As they reached the edge of the lawn, there was a fierce fork of lightning and the heavens opened. Rain poured down relentlessly, hitting the gravel of the path and bouncing back. Within seconds Mairi’s shoes were soaked and the rain was running in rivulets down her neck.

“This way.” Jack grabbed her arm, half pulling, half carrying her toward the little summerhouse in the corner of the walled garden. She jumped violently as the thunder crashed directly overhead and Jack had to drag her through the doorway into the room beyond.

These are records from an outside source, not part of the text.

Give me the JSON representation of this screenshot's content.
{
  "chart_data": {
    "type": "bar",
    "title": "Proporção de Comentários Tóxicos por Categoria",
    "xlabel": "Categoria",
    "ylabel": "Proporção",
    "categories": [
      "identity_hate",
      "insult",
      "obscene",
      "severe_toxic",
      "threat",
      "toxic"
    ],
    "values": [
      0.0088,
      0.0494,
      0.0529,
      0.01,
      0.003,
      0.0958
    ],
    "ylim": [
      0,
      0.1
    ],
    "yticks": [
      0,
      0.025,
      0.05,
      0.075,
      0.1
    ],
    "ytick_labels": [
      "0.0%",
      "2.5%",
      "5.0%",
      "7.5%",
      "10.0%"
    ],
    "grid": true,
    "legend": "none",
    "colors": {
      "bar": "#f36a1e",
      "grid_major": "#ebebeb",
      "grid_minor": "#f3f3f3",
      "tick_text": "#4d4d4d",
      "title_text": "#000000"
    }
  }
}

He led her over to the cushioned bench that ran around the walls and drew her down onto the seat. The air in the little summerhouse felt warm and dry and the beating of the rain on the roof was soothing.

“We’ll be perfectly safe here,” he said. His gaze appraised her thoughtfully with a hint of amusement in the depths. “I’m afraid you look very bedraggled. Elegant Lady Mairi has vanished.”

“It doesn’t signify,” Mairi said. She was shivering, although she was not cold. Another vivid flash of lightning illuminated the summerhouse interior, followed by a crack of thunder that sounded as though it were splitting the mountains in two.